Шестова я с ранних лет знал — умнейший и своеобразнейший был человек, но подо все любил подкапываться.
Хорошо бы, чтоб никаких «догматов» не было. Тут подходящ Ницше, кое-что в Достоевском, даже Толстой пригодился (ужас бессмыслицы мировой пред лицом смерти). Как будто борьба с рационализмом (догмат, мол, построение разума), а скорей похоже на нелюбовь к прямой, положительной интуиции. Рационалистом точно бы сам Шестов оказывается.
Во всяком случае, «Скучная история» для него находка. Вот где Чехов! «Творчество из ничего», трудно придумать что-нибудь более странное… — …чтобы не сказать больше.
У Г. В. Адамовича («Одиночество и свобода» — блестяще написанная книга) сложилось впечатление, что по Шестову «Чехов — писатель твердый, беспощадный, и этот образ Чехова совпадал с представлением, сложившимся в памяти Бунина». «Жестокий талант — знаменитое определение, данное Михайловским Достоевскому…» «По пересказу и комментариям Бунина к статье Шестова могло показаться, что и у Чехова были черты подлинной жестокости».
Вот до чего дошло. Чехов — чуть ли не «жестокий талант». (Михайловскому-то настоящий Достоевский был совсем непонятен, чужд, как и Тургеневу. Это «знаменитое» определение таланта Достоевского пора бы давно выбросить. «Жестокость» Чехова вызывает просто улыбку.)
Адамович, правда, смягчает. «Читающий Чехова без предубеждения согласится, что сочувствия и снисхождения к человеку у него больше, нежели у какого-либо другого русского писателя». Все же выходит, что Чехов был вроде нигилиста, ни на что опереться не мог, в жизни видел одну пустоту. («Не скрывая… пустоты жизни».) И Адамович считает, что характеристика Шестова верна — только понимать ее надо по-особенному. (Почему Г. В. Адамович, во многом сам близкий внутреннему «звуку» Чехова, настоящему звуку, а не предвзято ему навязанному, почему он подпал здесь под владычество Шестова, приправленного Буниным, — непонятно.)

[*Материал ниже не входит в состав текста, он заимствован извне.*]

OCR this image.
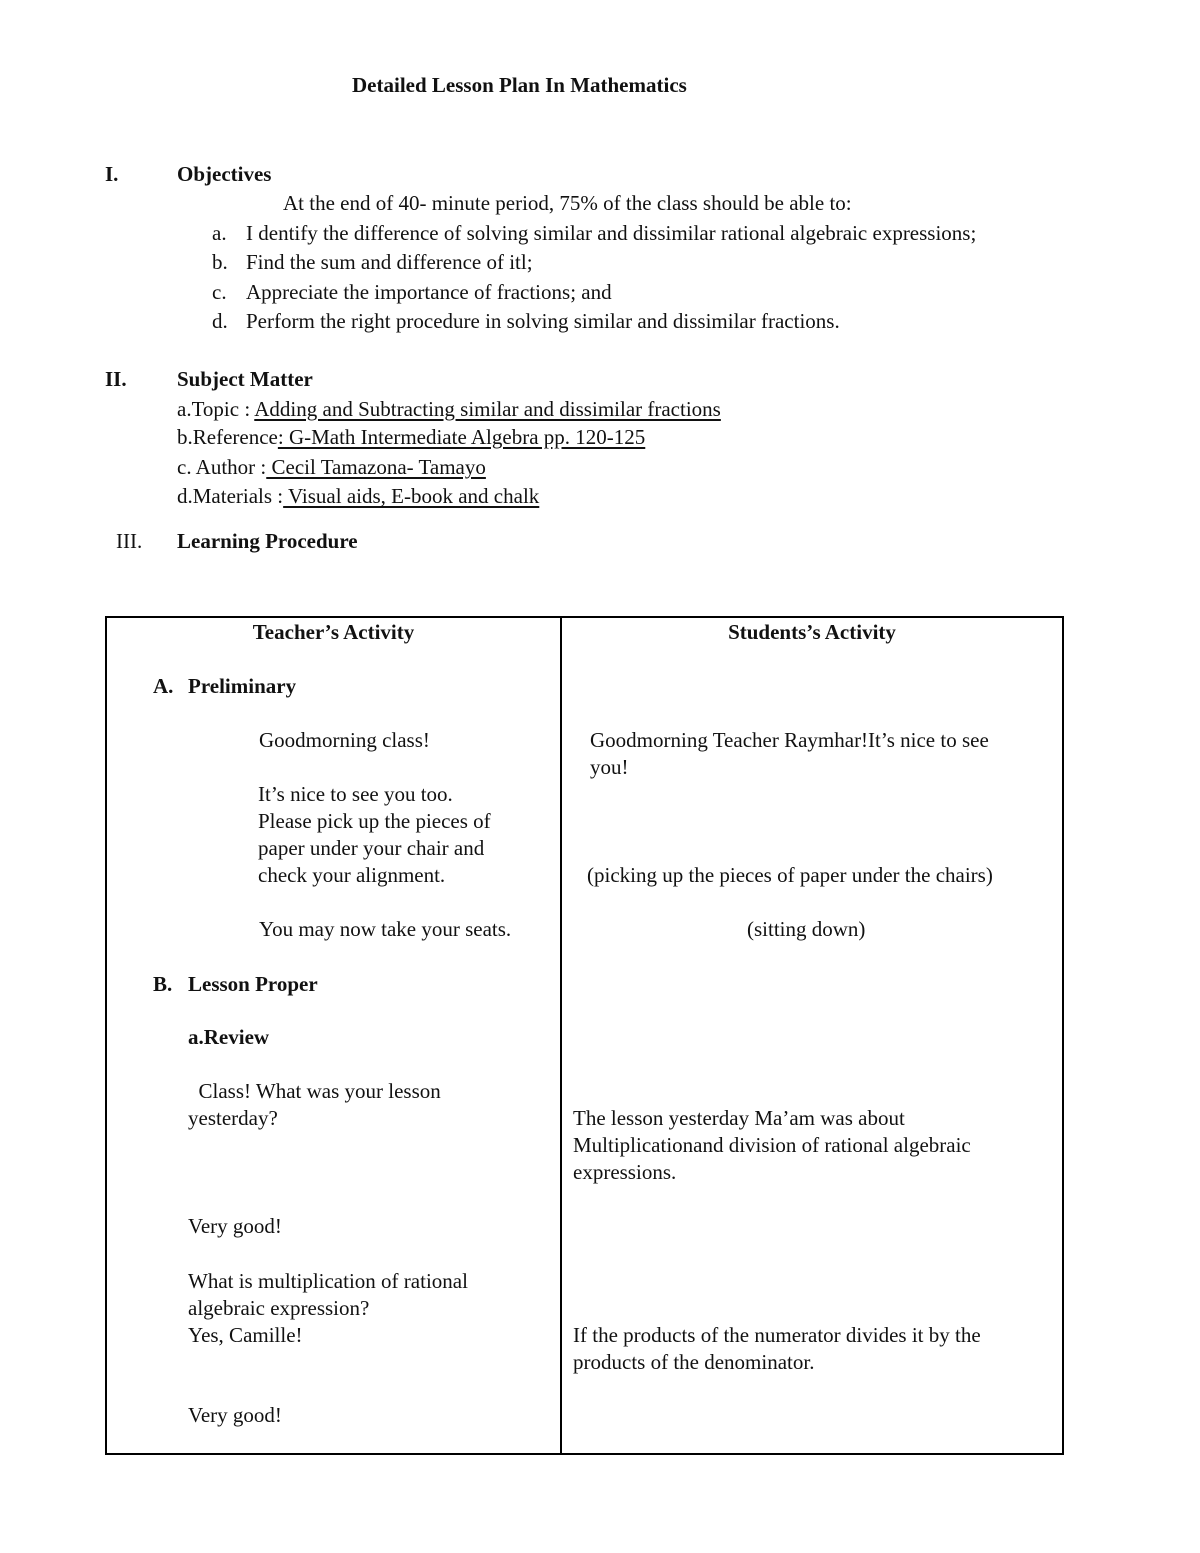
Detailed Lesson Plan In Mathematics
I.	Objectives
At the end of 40- minute period, 75% of the class should be able to:
a. I dentify the difference of solving similar and dissimilar rational algebraic expressions;
b. Find the sum and difference of itl;
c. Appreciate the importance of fractions; and
d. Perform the right procedure in solving similar and dissimilar fractions.
II. Subject Matter
a.Topic : Adding and Subtracting similar and dissimilar fractions
b.Reference: G-Math Intermediate Algebra pp. 120-125
c. Author : Cecil Tamazona- Tamayo
d.Materials : Visual aids, E-book and chalk
III. Learning Procedure
Teacher’s Activity	Students’s Activity
A. Preliminary
Goodmorning class!	Goodmorning Teacher Raymhar!It’s nice to see
you!
It’s nice to see you too.
Please pick up the pieces of
paper under your chair and
check your alignment.	(picking up the pieces of paper under the chairs)
You may now take your seats.	(sitting down)
B. Lesson Proper
a.Review
Class! What was your lesson
yesterday?	The lesson yesterday Ma’am was about
Multiplicationand division of rational algebraic
expressions.
Very good!
What is multiplication of rational
algebraic expression?
Yes, Camille!	If the products of the numerator divides it by the
products of the denominator.
Very good!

Что Чехов не был похож на Карамзина, не плакал при виде Эльбы, «Бедной Лизы» никогда бы не написал, что на Короленку тоже никак не походил, что он был мужествен и сдержан, замкнут, в обращении иногда холодноват, это несомненно. Но кто
После Сахалина то человеколюбие (2-я заповедь), что всегда в Чехове жило, особенно развернулось. Собственно, все мелиховское и ялтинское его писание — «Мужики», «Моя жизнь», «Дядя Ваня», «В овраге», «Архиерей» — исходит из этого: из сочувствия и сострадания к человеку. (Слезливости для этого совсем не надо.) То же самое и в жизни его тогдашней: борьба с холерой, голодом, бескорыстная борьба, надрывавшая здоровье — все из крепкой и благородной душевной основы. В Чехове не было никакого разложения и нигилизма. Он не был мистиком. (В бессмертие души, по словам Бунина, близко его знавшего, то верил, то не верил.) Но если чем был отравлен, подспудно и бессознательно, так именно христианством, особенно христианским отношением к ближнему. Вовсе не было его задачею «разрушать», подкапываться. Как раз наоборот. Кто милостив к слабым и несчастным, тот утверждает, а не разлагает. А что ко злу был непримирим, так и в Евангелии то же самое.
О второй половине жизни Чехова можно, конечно, сказать, что он несколько наивно думал, устами героев своих, о счастии человечества. («Через двести, триста лет жизнь на земле будет невообразимо прекрасной, изумительной». «Теперь нет пыток, нет казней, нашествий…»). Все это может вызвать улыбку, только слова такие не «из ничего». Это продолжение некоего «доктора Чехова», верящего в земное устроение при помощи науки и «прогресса». Все же это вера, а не «из ничего».
Но вот «В овраге» нечто другое. «Зло и грубость и жадность, жестокость внешне победительны. Но как и в „Дяде Ване“ внутренне побеждают смиренные и святые». (Из моей книги о Чехове.)